Concentration-dependent effects of AEA derivatives and the synthetic vanilloid agonist olvanil on [³H]-AEA (a,c) and [³H]-PEA (b,d) uptake in Neuro-2a cells (a,b) and RBL-2H3 cells (c,d). The experiments were undertaken as described in the legend to Figure 4. Data are plotted as percentage of total [³H]-AEA or [³H]-PEA uptake and represent means±s.e.mean (n=3 – 5).

Figure 6

Concentration-dependent effects of the nonsteroidal anti-inflammatory drugs ibuprofen and indomethacin on [³H]-AEA (a,d) and [³H]-PEA (b,e) uptake and LDH release (c,f) in Neuro-2a cells (a,b,c) and RBL-2H3 cells (d,e,f). The experiments were undertaken as described in the legend to Figure 4. Data are plotted as percentage of total [³H]-AEA or [³H]-PEA uptake and represent means±s.e.mean (n=3 – 5).

Figure 7

Concentration-dependent effects of cannabinoids on [³H]-PEA uptake in Neuro-2a cells (a) and RBL-2H3 cells (b). The experiments were undertaken as described in the legend to Figure 4. Data are plotted as percentage of total [³H]-PEA uptake and represent means±s.e.mean (n=3 – 5).

Figure 8

The effects of treatment with Pronase, PMSF and 4°C upon cell viability, AEA and PEA transport in Neuro-2a cells.
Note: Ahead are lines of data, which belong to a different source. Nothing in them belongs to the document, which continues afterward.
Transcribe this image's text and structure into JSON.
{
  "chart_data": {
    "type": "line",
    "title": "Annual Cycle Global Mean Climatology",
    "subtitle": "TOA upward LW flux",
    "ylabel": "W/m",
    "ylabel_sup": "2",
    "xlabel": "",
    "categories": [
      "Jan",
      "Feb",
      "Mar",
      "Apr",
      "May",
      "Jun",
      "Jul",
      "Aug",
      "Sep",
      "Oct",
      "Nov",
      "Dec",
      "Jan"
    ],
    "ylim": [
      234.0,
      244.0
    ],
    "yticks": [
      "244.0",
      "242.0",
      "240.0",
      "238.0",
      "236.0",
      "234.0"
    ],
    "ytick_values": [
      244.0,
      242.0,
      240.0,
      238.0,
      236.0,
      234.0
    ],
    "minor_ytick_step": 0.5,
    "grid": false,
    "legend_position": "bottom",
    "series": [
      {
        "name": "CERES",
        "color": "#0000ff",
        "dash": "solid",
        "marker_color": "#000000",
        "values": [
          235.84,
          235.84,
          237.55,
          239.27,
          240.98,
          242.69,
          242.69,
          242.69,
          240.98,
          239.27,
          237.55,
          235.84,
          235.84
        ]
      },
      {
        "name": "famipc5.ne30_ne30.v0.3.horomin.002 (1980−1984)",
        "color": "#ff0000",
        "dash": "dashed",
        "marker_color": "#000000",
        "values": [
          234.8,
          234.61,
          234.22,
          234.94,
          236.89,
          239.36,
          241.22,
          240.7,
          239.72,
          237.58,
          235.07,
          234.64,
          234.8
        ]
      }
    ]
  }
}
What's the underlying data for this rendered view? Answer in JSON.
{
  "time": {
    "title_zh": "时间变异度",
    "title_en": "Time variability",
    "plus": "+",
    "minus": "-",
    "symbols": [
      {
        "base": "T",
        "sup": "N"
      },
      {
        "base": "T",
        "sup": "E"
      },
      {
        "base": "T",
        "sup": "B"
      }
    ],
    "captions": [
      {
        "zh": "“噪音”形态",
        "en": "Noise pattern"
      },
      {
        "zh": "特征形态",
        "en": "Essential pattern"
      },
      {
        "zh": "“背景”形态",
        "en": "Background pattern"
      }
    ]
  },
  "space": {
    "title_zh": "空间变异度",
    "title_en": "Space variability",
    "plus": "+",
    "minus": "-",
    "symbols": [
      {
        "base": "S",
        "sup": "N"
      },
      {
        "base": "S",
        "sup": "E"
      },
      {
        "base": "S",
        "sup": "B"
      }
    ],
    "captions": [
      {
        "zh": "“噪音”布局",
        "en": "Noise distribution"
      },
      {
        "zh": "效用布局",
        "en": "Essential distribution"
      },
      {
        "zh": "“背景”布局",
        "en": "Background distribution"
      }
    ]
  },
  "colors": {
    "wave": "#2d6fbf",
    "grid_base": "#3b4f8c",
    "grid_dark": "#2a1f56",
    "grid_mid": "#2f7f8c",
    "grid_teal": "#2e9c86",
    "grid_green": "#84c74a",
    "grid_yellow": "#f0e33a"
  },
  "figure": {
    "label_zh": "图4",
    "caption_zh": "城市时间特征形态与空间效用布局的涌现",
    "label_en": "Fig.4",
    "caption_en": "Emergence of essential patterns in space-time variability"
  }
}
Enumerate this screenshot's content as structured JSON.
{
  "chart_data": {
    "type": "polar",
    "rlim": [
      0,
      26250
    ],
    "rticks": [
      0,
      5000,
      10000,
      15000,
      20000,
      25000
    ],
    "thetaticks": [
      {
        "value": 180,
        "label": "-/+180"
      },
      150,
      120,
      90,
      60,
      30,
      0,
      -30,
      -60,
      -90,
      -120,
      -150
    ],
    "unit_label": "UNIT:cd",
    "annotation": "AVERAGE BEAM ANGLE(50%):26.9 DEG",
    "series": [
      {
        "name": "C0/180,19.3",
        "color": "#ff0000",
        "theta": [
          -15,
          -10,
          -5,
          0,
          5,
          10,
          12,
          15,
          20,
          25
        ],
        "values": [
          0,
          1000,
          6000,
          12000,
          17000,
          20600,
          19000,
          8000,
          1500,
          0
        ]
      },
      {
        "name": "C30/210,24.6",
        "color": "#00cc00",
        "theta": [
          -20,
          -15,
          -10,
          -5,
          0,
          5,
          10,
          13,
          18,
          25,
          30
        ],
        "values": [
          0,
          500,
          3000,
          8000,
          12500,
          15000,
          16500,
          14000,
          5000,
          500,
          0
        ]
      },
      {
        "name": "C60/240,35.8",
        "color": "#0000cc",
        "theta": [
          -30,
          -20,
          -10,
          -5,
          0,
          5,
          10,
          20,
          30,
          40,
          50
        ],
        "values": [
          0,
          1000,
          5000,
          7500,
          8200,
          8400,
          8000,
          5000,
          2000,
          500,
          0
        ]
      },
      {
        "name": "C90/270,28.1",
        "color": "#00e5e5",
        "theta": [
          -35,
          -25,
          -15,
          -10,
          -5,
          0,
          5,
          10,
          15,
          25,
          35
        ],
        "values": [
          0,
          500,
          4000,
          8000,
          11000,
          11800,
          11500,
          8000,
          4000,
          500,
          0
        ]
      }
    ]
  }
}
The cells were incubated with the indicated concentration of Pronase or PMSF (b), followed by the addition of 10 μM [³H]-AEA or 20 μM [³H]-PEA. After 15 min at 37°C or 4°C, the cellular uptake of AEA and PEA and the cellular release of LDH or cellular MTT reduction were determined. Data are plotted as percentage of untreated control cultures and represent means±s.e.mean (n=3 – 8). Statistically significant differences (one-way ANOVA with Bonferroni multiple comparison test) are indicated: ^***P<0.001 when cellular AEA or PEA uptake is compared with corresponding cell viability values, and ^•••P<0.001 between AEA and PEA uptake at respective treatment.